Now, the Pullyblanks are settled in Chico, Tiffani’s hometown, and 14-year-old Lucy and 12-year-old Dexter are getting more and more comfortable each day with their younger siblings.
“They were always into it,” Tiffani said. “Dexter had one moment, before we went to Uganda, when he looked at me and said, ‘What if everything changes?’ I said, ‘Well, it will change.’ We’ve had our challenges, but they’ve done great.”
During a recent interview at Caper Acres, Zach seemed shy at first but then opened up, running around smiling and laughing with Rosie and Dexter while Lucy took turns playing and sitting quietly on a bench reading a book.
“There was never a time when the older ones were resentful,” Tiffani said. “Kids have huge needs when they come into your family from trauma. The older kids did get backburnered for a little while, but they handled it really well.”

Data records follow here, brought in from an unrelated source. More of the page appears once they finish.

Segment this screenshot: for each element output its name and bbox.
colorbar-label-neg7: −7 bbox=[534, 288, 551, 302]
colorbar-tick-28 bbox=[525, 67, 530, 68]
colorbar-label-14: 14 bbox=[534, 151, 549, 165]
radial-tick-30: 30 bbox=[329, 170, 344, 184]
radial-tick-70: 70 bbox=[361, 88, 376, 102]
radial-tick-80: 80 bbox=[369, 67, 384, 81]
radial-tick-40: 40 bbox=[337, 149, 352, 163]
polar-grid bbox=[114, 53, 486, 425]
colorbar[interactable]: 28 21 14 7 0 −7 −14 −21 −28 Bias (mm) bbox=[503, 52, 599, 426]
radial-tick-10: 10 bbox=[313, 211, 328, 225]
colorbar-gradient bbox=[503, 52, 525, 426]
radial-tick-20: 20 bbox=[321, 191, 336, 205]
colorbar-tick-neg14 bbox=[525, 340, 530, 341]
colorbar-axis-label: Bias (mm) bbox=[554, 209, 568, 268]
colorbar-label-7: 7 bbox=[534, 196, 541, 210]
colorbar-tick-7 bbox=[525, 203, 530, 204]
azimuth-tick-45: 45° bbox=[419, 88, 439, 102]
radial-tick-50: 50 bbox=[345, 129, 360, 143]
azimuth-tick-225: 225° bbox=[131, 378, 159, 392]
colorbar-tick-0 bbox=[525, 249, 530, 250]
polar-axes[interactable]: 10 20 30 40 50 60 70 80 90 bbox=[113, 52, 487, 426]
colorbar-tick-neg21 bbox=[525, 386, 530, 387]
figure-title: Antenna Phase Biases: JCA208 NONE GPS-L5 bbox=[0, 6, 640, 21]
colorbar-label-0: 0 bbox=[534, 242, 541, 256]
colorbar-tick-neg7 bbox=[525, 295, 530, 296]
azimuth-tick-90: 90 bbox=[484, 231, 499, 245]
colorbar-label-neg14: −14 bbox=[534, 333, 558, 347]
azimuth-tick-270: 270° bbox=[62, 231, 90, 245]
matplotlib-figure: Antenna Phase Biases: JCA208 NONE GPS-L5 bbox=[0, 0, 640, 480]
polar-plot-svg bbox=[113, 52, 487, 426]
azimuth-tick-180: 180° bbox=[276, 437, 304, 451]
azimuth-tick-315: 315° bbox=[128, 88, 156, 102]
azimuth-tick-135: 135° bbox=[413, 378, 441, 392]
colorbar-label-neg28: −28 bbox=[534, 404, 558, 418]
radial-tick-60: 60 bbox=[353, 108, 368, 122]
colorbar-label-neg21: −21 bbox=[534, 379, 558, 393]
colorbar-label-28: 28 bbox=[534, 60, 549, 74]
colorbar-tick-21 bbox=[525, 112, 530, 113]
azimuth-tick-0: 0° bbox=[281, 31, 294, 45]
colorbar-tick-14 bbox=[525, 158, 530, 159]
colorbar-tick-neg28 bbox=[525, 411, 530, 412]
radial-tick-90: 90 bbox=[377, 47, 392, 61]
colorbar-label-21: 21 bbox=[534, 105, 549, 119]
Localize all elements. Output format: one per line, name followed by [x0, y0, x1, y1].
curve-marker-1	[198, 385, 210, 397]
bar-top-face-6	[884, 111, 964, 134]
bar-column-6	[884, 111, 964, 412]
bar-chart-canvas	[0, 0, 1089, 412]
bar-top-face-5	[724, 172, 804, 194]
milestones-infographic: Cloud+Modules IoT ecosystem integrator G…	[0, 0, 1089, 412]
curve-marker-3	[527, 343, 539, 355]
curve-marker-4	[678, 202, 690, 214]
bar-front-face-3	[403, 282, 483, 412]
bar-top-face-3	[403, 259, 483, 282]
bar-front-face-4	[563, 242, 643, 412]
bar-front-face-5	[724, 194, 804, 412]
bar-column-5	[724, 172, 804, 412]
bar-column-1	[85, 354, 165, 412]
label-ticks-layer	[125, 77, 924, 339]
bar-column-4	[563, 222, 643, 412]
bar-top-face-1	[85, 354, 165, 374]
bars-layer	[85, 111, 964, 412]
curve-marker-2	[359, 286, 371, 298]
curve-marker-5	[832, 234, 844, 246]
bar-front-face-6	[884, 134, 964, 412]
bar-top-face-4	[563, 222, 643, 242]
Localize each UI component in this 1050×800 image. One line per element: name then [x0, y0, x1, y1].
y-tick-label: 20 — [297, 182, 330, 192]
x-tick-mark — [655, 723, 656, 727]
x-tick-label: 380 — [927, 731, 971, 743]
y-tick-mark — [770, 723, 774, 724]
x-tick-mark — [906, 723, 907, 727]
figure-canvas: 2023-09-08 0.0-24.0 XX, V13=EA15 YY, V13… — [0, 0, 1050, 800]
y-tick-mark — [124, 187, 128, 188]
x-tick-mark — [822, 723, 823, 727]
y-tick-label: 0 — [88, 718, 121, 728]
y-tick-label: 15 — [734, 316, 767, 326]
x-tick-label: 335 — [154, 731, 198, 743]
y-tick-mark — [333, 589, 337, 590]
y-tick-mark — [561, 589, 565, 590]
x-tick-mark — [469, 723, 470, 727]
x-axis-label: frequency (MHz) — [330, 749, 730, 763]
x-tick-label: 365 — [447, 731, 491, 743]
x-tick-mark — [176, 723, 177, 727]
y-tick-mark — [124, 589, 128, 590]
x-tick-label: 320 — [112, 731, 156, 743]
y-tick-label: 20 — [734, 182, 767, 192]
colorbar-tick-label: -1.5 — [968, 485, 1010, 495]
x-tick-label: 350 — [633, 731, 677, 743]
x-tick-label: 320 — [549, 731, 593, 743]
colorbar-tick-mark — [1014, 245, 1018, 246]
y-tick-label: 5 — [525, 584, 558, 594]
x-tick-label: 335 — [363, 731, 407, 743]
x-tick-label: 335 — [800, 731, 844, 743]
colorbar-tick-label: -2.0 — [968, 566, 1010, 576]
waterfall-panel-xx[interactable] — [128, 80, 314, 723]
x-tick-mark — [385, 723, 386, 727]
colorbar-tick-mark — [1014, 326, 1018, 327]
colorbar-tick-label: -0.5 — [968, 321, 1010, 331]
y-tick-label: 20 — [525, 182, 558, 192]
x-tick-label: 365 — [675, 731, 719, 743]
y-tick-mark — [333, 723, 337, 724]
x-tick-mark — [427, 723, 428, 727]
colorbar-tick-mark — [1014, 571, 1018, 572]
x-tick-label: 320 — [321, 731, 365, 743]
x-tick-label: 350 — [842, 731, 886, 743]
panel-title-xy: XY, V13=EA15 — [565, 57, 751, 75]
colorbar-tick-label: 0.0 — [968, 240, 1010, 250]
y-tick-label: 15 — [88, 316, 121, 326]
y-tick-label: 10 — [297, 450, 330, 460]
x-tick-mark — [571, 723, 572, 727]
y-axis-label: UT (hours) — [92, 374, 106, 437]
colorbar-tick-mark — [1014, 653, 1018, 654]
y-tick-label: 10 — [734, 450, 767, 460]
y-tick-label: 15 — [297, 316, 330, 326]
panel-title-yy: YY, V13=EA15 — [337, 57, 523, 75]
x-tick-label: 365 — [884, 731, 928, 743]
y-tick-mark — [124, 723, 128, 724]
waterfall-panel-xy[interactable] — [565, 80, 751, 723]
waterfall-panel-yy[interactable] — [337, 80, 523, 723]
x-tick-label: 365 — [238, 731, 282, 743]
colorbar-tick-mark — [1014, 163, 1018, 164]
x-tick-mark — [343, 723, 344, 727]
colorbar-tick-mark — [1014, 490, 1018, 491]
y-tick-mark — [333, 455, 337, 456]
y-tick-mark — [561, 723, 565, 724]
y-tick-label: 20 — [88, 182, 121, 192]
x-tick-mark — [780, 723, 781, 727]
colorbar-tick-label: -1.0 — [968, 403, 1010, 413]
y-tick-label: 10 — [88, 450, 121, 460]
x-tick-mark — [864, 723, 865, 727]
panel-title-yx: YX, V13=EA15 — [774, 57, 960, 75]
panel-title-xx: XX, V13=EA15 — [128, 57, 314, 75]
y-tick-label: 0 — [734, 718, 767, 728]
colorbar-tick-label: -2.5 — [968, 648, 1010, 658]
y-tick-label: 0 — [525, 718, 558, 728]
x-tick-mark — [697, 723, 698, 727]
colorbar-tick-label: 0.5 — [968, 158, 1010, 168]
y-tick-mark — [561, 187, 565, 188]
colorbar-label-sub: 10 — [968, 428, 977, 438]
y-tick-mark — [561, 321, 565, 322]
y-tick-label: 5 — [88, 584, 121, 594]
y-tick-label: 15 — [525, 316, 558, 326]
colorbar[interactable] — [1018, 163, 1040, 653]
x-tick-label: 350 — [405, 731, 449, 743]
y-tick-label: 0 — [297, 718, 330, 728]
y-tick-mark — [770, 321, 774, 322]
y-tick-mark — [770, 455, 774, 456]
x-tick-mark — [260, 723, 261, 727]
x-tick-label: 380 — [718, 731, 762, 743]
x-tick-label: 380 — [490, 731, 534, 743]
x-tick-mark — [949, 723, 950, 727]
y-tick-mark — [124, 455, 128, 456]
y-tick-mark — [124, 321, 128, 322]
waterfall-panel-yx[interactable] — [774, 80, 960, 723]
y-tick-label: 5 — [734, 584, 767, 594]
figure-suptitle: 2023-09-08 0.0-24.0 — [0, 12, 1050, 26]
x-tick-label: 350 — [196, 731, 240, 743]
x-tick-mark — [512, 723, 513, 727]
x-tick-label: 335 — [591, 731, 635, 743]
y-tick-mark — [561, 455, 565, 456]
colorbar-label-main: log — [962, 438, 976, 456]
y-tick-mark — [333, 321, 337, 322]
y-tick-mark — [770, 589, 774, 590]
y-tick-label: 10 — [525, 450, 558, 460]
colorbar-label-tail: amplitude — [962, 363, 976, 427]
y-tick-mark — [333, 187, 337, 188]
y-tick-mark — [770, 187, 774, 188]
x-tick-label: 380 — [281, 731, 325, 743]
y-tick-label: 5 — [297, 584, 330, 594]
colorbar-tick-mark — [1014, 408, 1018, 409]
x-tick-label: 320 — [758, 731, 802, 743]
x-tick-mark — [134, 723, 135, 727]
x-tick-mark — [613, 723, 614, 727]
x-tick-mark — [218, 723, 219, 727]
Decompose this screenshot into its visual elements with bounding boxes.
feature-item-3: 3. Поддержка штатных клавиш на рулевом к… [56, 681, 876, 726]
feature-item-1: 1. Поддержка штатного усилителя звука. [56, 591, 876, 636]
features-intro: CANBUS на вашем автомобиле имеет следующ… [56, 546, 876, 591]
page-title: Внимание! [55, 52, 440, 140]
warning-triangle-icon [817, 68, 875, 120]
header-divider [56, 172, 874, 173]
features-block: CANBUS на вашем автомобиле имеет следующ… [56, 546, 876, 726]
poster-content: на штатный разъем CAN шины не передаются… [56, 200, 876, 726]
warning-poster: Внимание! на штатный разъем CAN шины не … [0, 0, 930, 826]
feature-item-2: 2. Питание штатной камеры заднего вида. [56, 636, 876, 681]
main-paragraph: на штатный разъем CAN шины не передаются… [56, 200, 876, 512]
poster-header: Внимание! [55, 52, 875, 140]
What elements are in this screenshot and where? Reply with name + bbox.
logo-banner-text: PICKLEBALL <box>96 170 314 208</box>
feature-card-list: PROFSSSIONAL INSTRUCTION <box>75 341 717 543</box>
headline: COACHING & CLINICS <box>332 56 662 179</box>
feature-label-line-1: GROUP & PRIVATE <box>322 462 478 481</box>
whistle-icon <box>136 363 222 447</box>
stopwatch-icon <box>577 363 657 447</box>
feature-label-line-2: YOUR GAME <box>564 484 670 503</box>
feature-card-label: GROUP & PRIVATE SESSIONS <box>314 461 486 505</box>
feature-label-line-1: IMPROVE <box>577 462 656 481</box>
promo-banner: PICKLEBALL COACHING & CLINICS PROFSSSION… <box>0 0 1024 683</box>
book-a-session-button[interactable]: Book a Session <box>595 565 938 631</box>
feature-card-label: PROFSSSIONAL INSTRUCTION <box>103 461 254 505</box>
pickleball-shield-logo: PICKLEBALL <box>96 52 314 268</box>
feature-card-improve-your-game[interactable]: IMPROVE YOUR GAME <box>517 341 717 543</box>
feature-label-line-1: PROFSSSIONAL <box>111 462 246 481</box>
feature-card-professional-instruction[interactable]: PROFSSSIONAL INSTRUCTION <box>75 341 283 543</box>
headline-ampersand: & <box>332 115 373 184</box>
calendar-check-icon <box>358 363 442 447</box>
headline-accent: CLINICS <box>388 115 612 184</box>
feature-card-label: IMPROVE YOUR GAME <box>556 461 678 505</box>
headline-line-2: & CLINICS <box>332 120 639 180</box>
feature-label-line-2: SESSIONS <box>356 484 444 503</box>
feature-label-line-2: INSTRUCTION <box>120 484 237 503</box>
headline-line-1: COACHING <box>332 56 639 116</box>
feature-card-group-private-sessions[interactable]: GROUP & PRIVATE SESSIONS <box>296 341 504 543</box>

Once Zach and Rosie arrived in the United States, the family faced a whole new set of challenges. The most basic was that these children had never had a family—they’d been living in an orphans’ home—and suddenly they were surrounded by strangers in a strange place. Children coming from trauma situations can act out in unexpected ways, Tiffani said, and coming from a different culture meant communicating differently as well. Of course, there have been triumphs to go along with the challenges.
“When she first came home, Rosie would giggle uncontrollably and roll around on Tiffani at bedtime, ecstatic to lay with her new mama,” Mark recalled. “Bedtime remains her favorite time of day. Zach would rush to the door when I would come home from work, excited to tell me all the new words he’d learned. We watched them over time learn how to play.”
Cultural differences have played a large role in the Pullyblanks’ new life. For instance, they are suddenly a multiracial family, a concept they embraced but were not completely prepared for.
“Now that we’re raising black children, we have to know how to help them and understand what challenges they face,” Tiffani said. “It gave me a whole different view of racism and the way our society is set up to benefit white people.”
In addition to introducing Zach and Rosie to American culture, Tiffani and Mark have made an effort to learn about life in Uganda. They say they’d like to someday go back and live there for a few months.
“Uganda is an amazing country, where the people have incredibly resilient spirits in the face of so many challenges to their survival. I’d like to think that our brilliant, spunky, beautiful children would have fared well there despite their lack of family support, but that’s a really big question mark,” Tiffani said. “I can’t imagine our family without them, and certainly all the hurdles we have had to overcome have been more than worth it, but if the world was a better place they’d be with their first mothers, never having known the pain and shock of that separation.
“The adoption itself is just the first step—the learning and growing and adjusting continues for all of us, likely for a lifetime.”